Le 1er janvier 2014, nous avions sur le monde le regard de Ma’ Joad. Quelque chose comme une tendresse mêlée à un désespoir. Et puis l’année a vieilli doucement, changeant la donne et les pensées.

La crise (économique) n’était plus "une" crise de plus, mais la crise ultime (générale).
Le mot même, devenu malade, désignant l’innommable, devenait tabou. Les placards débordaient des terreurs refoulées à la hâte. Malgré la langue de bois des gérants, le malaise gagnait la civilisation - occidentale, donc désormais mondiale.

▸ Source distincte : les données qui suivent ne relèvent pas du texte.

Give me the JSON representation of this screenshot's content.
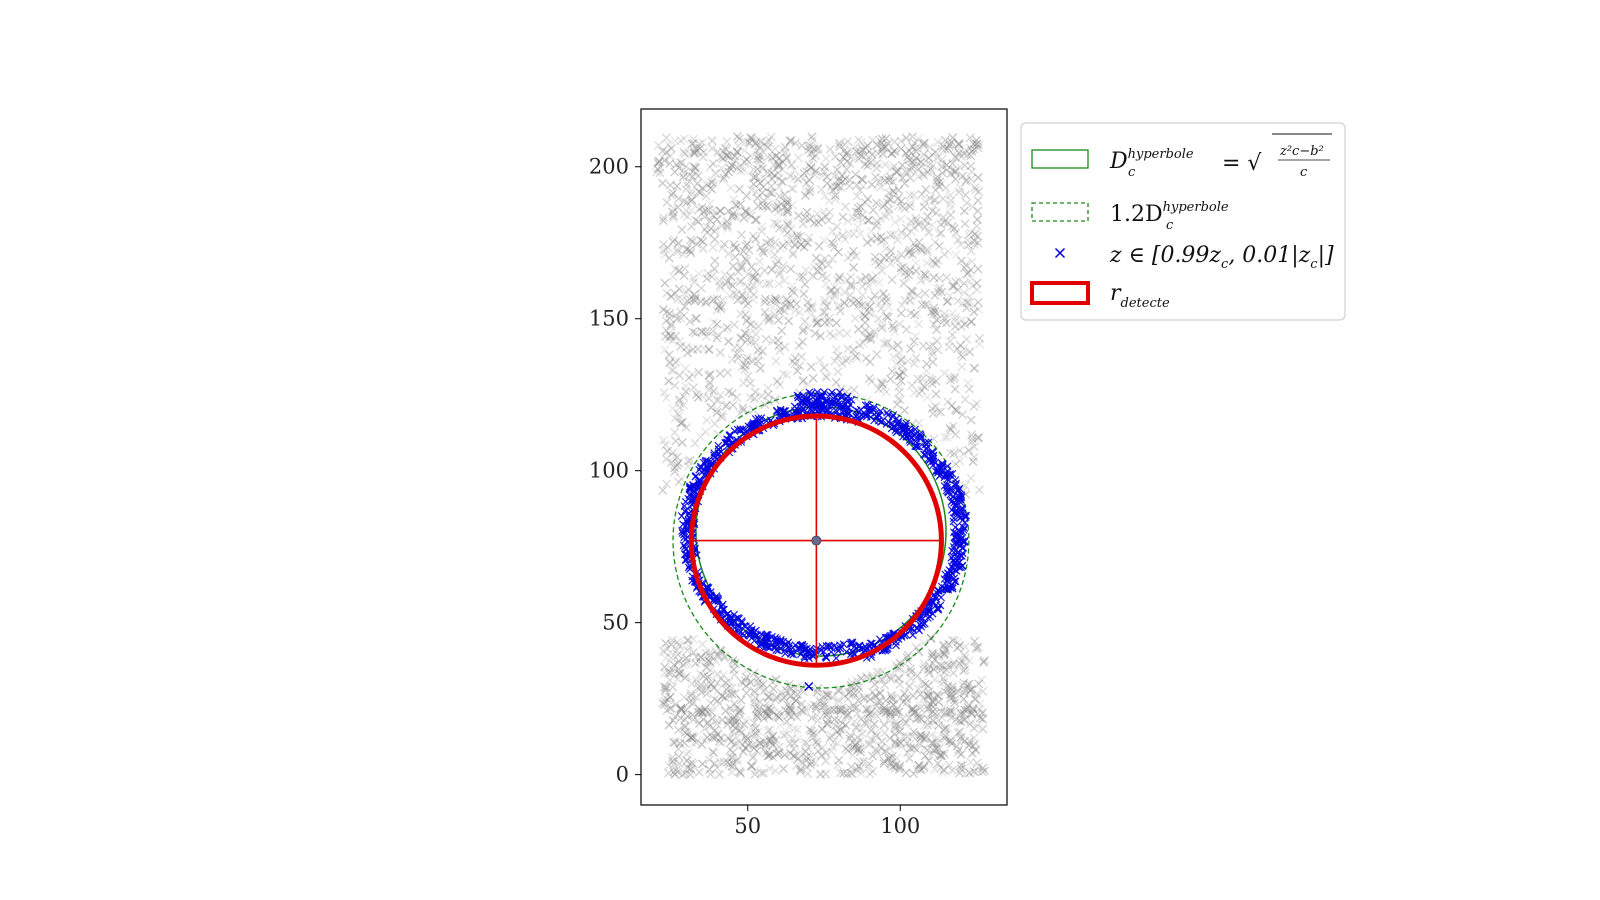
{
  "chart_data": {
    "type": "scatter",
    "title": "",
    "xlabel": "",
    "ylabel": "",
    "xlim": [
      15,
      135
    ],
    "ylim": [
      -10,
      219
    ],
    "xticks": [
      "50",
      "100"
    ],
    "xtick_values": [
      50,
      100
    ],
    "yticks": [
      "0",
      "50",
      "100",
      "150",
      "200"
    ],
    "ytick_values": [
      0,
      50,
      100,
      150,
      200
    ],
    "grid": false,
    "legend_position": "outside-top-right",
    "background_points": {
      "color": "#808080",
      "marker": "x",
      "bands": [
        {
          "x": [
            20,
            126
          ],
          "y": [
            198,
            210
          ]
        },
        {
          "x": [
            22,
            126
          ],
          "y": [
            150,
            198
          ]
        },
        {
          "x": [
            22,
            126
          ],
          "y": [
            92,
            150
          ]
        },
        {
          "x": [
            22,
            128
          ],
          "y": [
            20,
            45
          ]
        },
        {
          "x": [
            24,
            128
          ],
          "y": [
            0,
            22
          ]
        }
      ]
    },
    "circle": {
      "center": [
        72.5,
        77
      ],
      "radius": 40.5
    },
    "series": [
      {
        "name": "D_c^{hyperbole} = √((z_c² − b²)/c)",
        "type": "circle",
        "color": "#1a8a1a",
        "linestyle": "solid",
        "cx": 74,
        "cy": 80,
        "r": 41
      },
      {
        "name": "1.2 D_c^{hyperbole}",
        "type": "circle",
        "color": "#1a8a1a",
        "linestyle": "dashed",
        "cx": 74,
        "cy": 77,
        "r": 48.5
      },
      {
        "name": "z ∈ [0.99 z_c, 0.01 |z_c|]",
        "type": "scatter",
        "color": "#0000e0",
        "marker": "x"
      },
      {
        "name": "r_detecte",
        "type": "circle",
        "color": "#e00000",
        "linestyle": "solid",
        "cx": 72.5,
        "cy": 77,
        "r": 41
      }
    ],
    "outlier": {
      "x": 70,
      "y": 29
    },
    "legend": {
      "entries": [
        {
          "label_main": "D",
          "label_sub": "c",
          "label_sup": "hyperbole",
          "label_eq": "= √",
          "frac_num": "z²c−b²",
          "frac_den": "c"
        },
        {
          "label_main": "1.2D",
          "label_sub": "c",
          "label_sup": "hyperbole"
        },
        {
          "label_main": "z ∈ [0.99z",
          "label_sub": "c",
          "label_tail": ", 0.01|z",
          "label_sub2": "c",
          "label_end": "|]"
        },
        {
          "label_main": "r",
          "label_sub": "detecte"
        }
      ]
    }
  }
}
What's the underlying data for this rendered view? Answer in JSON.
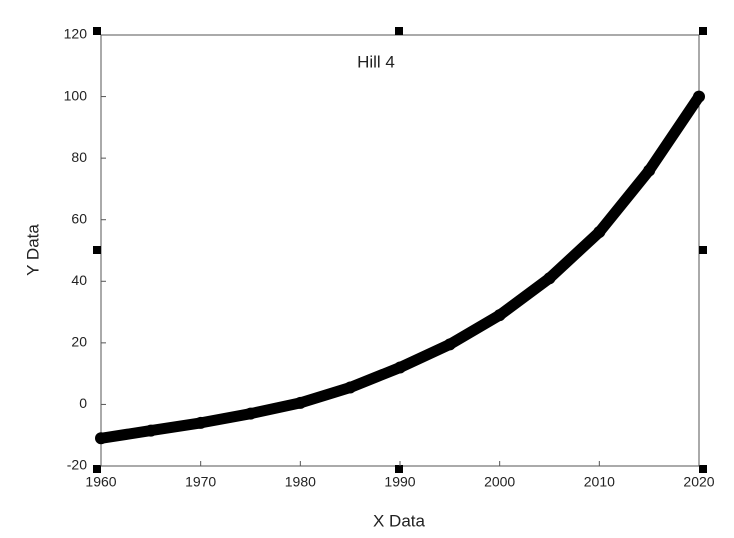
{
  "chart_data": {
    "type": "line",
    "title": "Hill 4",
    "x_label": "X Data",
    "y_label": "Y Data",
    "x": [
      1960,
      1965,
      1970,
      1975,
      1980,
      1985,
      1990,
      1995,
      2000,
      2005,
      2010,
      2015,
      2020
    ],
    "values": [
      -11,
      -8.5,
      -6,
      -3,
      0.5,
      5.5,
      12,
      19.5,
      29,
      41,
      56,
      76,
      100
    ],
    "color": "#000000",
    "xlim": [
      1960,
      2020
    ],
    "xticks": [
      1960,
      1970,
      1980,
      1990,
      2000,
      2010,
      2020
    ],
    "ylim": [
      -20,
      120
    ],
    "yticks": [
      -20,
      0,
      20,
      40,
      60,
      80,
      100,
      120
    ]
  }
}
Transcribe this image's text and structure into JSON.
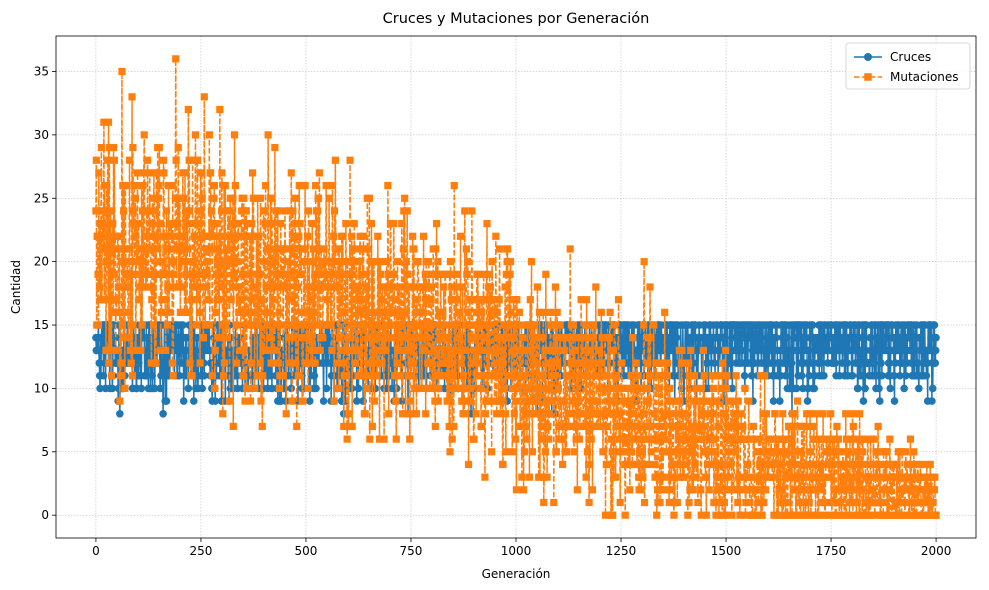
{
  "chart_data": {
    "type": "line",
    "title": "Cruces y Mutaciones por Generación",
    "xlabel": "Generación",
    "ylabel": "Cantidad",
    "xlim": [
      -95,
      2095
    ],
    "ylim": [
      -1.8,
      37.8
    ],
    "xticks": [
      0,
      250,
      500,
      750,
      1000,
      1250,
      1500,
      1750,
      2000
    ],
    "yticks": [
      0,
      5,
      10,
      15,
      20,
      25,
      30,
      35
    ],
    "grid": true,
    "legend_position": "top-right",
    "generations": 2000,
    "series": [
      {
        "name": "Cruces",
        "color": "#1f77b4",
        "marker": "circle",
        "linestyle": "solid",
        "trend": [
          [
            0,
            12.8
          ],
          [
            500,
            13.0
          ],
          [
            1000,
            13.3
          ],
          [
            1500,
            13.5
          ],
          [
            2000,
            13.6
          ]
        ],
        "spread": [
          [
            0,
            2.0
          ],
          [
            2000,
            2.0
          ]
        ],
        "min": 8,
        "max": 15,
        "notable_points": [
          [
            0,
            11
          ],
          [
            0,
            14
          ],
          [
            65,
            10
          ],
          [
            130,
            10
          ],
          [
            160,
            8
          ],
          [
            220,
            10
          ],
          [
            560,
            9
          ],
          [
            1545,
            10
          ],
          [
            1710,
            10
          ],
          [
            1980,
            9
          ],
          [
            2000,
            14
          ]
        ]
      },
      {
        "name": "Mutaciones",
        "color": "#ff7f0e",
        "marker": "square",
        "linestyle": "dashed",
        "trend": [
          [
            0,
            21.0
          ],
          [
            250,
            20.0
          ],
          [
            500,
            17.5
          ],
          [
            750,
            15.0
          ],
          [
            1000,
            12.0
          ],
          [
            1250,
            8.0
          ],
          [
            1500,
            5.0
          ],
          [
            1750,
            2.5
          ],
          [
            2000,
            1.5
          ]
        ],
        "spread": [
          [
            0,
            5.0
          ],
          [
            500,
            5.0
          ],
          [
            1000,
            4.0
          ],
          [
            1500,
            3.5
          ],
          [
            2000,
            1.8
          ]
        ],
        "min": 0,
        "max": 36,
        "notable_points": [
          [
            0,
            27
          ],
          [
            0,
            24
          ],
          [
            62,
            35
          ],
          [
            190,
            36
          ],
          [
            220,
            32
          ],
          [
            270,
            30
          ],
          [
            330,
            30
          ],
          [
            410,
            30
          ],
          [
            570,
            28
          ],
          [
            605,
            28
          ],
          [
            735,
            25
          ],
          [
            980,
            21
          ],
          [
            1230,
            0
          ],
          [
            1305,
            20
          ],
          [
            1690,
            0
          ],
          [
            1735,
            0
          ],
          [
            1830,
            0
          ],
          [
            2000,
            0
          ]
        ]
      }
    ]
  }
}
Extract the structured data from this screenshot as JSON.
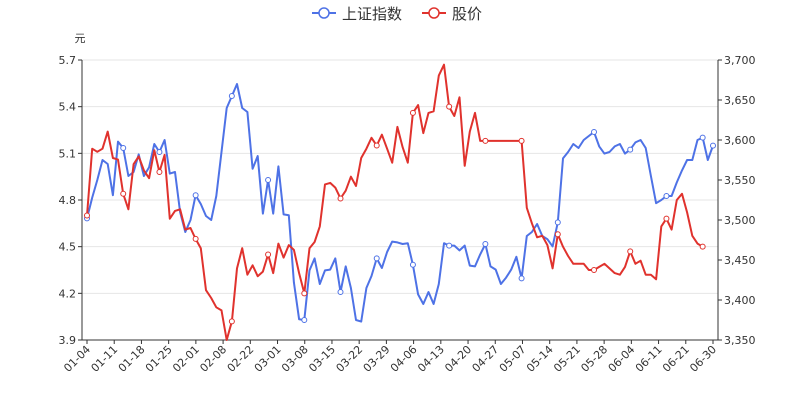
{
  "chart_data": {
    "type": "line",
    "title": "",
    "legend": {
      "placement": "top-center",
      "entries": [
        {
          "name": "上证指数",
          "color": "#4e72e6"
        },
        {
          "name": "股价",
          "color": "#e0322d"
        }
      ]
    },
    "left_axis": {
      "unit": "元",
      "ylim": [
        3.9,
        5.7
      ],
      "ticks": [
        "3.9",
        "4.2",
        "4.5",
        "4.8",
        "5.1",
        "5.4",
        "5.7"
      ]
    },
    "right_axis": {
      "ylim": [
        3350,
        3700
      ],
      "ticks": [
        "3,350",
        "3,400",
        "3,450",
        "3,500",
        "3,550",
        "3,600",
        "3,650",
        "3,700"
      ]
    },
    "x_tick_labels": [
      "01-04",
      "01-11",
      "01-18",
      "01-25",
      "02-01",
      "02-08",
      "02-22",
      "03-01",
      "03-08",
      "03-15",
      "03-22",
      "03-29",
      "04-06",
      "04-13",
      "04-20",
      "04-27",
      "05-07",
      "05-14",
      "05-21",
      "05-28",
      "06-04",
      "06-11",
      "06-21",
      "06-30"
    ],
    "grid": {
      "horizontal": true,
      "vertical": false
    },
    "series": [
      {
        "name": "上证指数",
        "axis": "right",
        "color": "#4e72e6",
        "values": [
          3502,
          3528,
          3550,
          3575,
          3570,
          3531,
          3598,
          3590,
          3555,
          3560,
          3582,
          3555,
          3566,
          3595,
          3585,
          3600,
          3558,
          3560,
          3510,
          3485,
          3500,
          3531,
          3520,
          3505,
          3500,
          3530,
          3585,
          3640,
          3655,
          3670,
          3640,
          3635,
          3564,
          3580,
          3508,
          3550,
          3508,
          3567,
          3507,
          3506,
          3422,
          3376,
          3375,
          3437,
          3452,
          3420,
          3437,
          3438,
          3452,
          3410,
          3442,
          3415,
          3375,
          3373,
          3415,
          3430,
          3452,
          3440,
          3460,
          3473,
          3472,
          3470,
          3471,
          3444,
          3407,
          3395,
          3410,
          3395,
          3420,
          3471,
          3468,
          3468,
          3462,
          3468,
          3443,
          3442,
          3457,
          3470,
          3442,
          3438,
          3420,
          3428,
          3438,
          3454,
          3427,
          3480,
          3485,
          3495,
          3480,
          3476,
          3467,
          3497,
          3577,
          3585,
          3595,
          3590,
          3600,
          3605,
          3610,
          3592,
          3583,
          3585,
          3592,
          3595,
          3583,
          3588,
          3597,
          3600,
          3590,
          3555,
          3521,
          3525,
          3530,
          3530,
          3547,
          3562,
          3575,
          3575,
          3600,
          3603,
          3575,
          3593
        ]
      },
      {
        "name": "股价",
        "axis": "left",
        "color": "#e0322d",
        "values": [
          4.7,
          5.13,
          5.11,
          5.13,
          5.24,
          5.07,
          5.06,
          4.84,
          4.74,
          5.03,
          5.08,
          4.99,
          4.94,
          5.12,
          4.98,
          5.09,
          4.68,
          4.73,
          4.74,
          4.61,
          4.62,
          4.55,
          4.49,
          4.22,
          4.17,
          4.11,
          4.09,
          3.9,
          4.02,
          4.36,
          4.49,
          4.32,
          4.38,
          4.31,
          4.34,
          4.45,
          4.33,
          4.52,
          4.43,
          4.51,
          4.48,
          4.33,
          4.2,
          4.49,
          4.53,
          4.63,
          4.9,
          4.91,
          4.88,
          4.81,
          4.86,
          4.95,
          4.89,
          5.07,
          5.13,
          5.2,
          5.15,
          5.22,
          5.13,
          5.04,
          5.27,
          5.14,
          5.04,
          5.36,
          5.41,
          5.23,
          5.36,
          5.37,
          5.6,
          5.67,
          5.4,
          5.34,
          5.46,
          5.02,
          5.24,
          5.36,
          5.18,
          5.18,
          5.18,
          5.18,
          5.18,
          5.18,
          5.18,
          5.18,
          5.18,
          4.75,
          4.65,
          4.56,
          4.57,
          4.51,
          4.36,
          4.58,
          4.5,
          4.44,
          4.39,
          4.39,
          4.39,
          4.35,
          4.35,
          4.37,
          4.39,
          4.36,
          4.33,
          4.32,
          4.37,
          4.47,
          4.39,
          4.41,
          4.32,
          4.32,
          4.29,
          4.63,
          4.68,
          4.61,
          4.8,
          4.84,
          4.72,
          4.57,
          4.52,
          4.5
        ]
      }
    ]
  }
}
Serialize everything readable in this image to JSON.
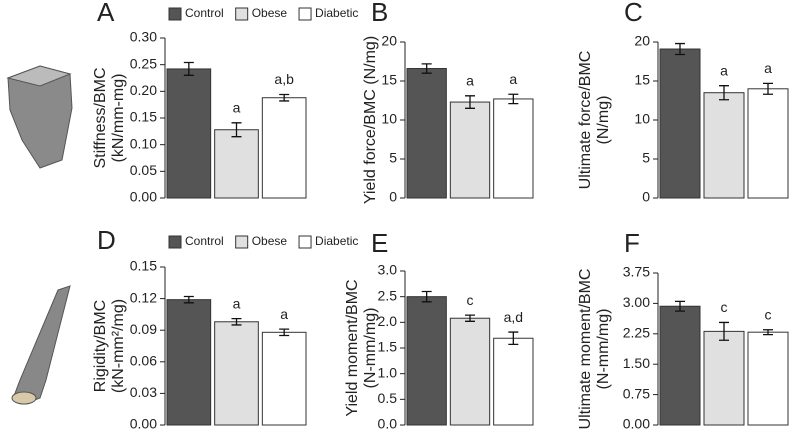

La montée des périls, ça devait être un changement d’époque. Et des changements d’époques, les Terriens en avait vu beaucoup.

On donna alors des coups de peinture aux mots, dans l’illusion de changer les choses. Et les rapports de force. Apparurent ainsi, par exemple, la disruption et le futurologue.

Misant sur les minorités et sur les marges, à partir de tout petits indices d’intérêt local, les penseurs construisirent, sans fondations solides, des notions consolantes : la troisième révolution industrielle (alliance du déclin du capitalisme et de l’avènement des nouvelles technologies) ou le modèle collaboratif (déclin de la propriété et retour en force de la valeur d’usage). Misant aussi sur le temps, qu’on n’avait plus, ce qui commençait à se savoir.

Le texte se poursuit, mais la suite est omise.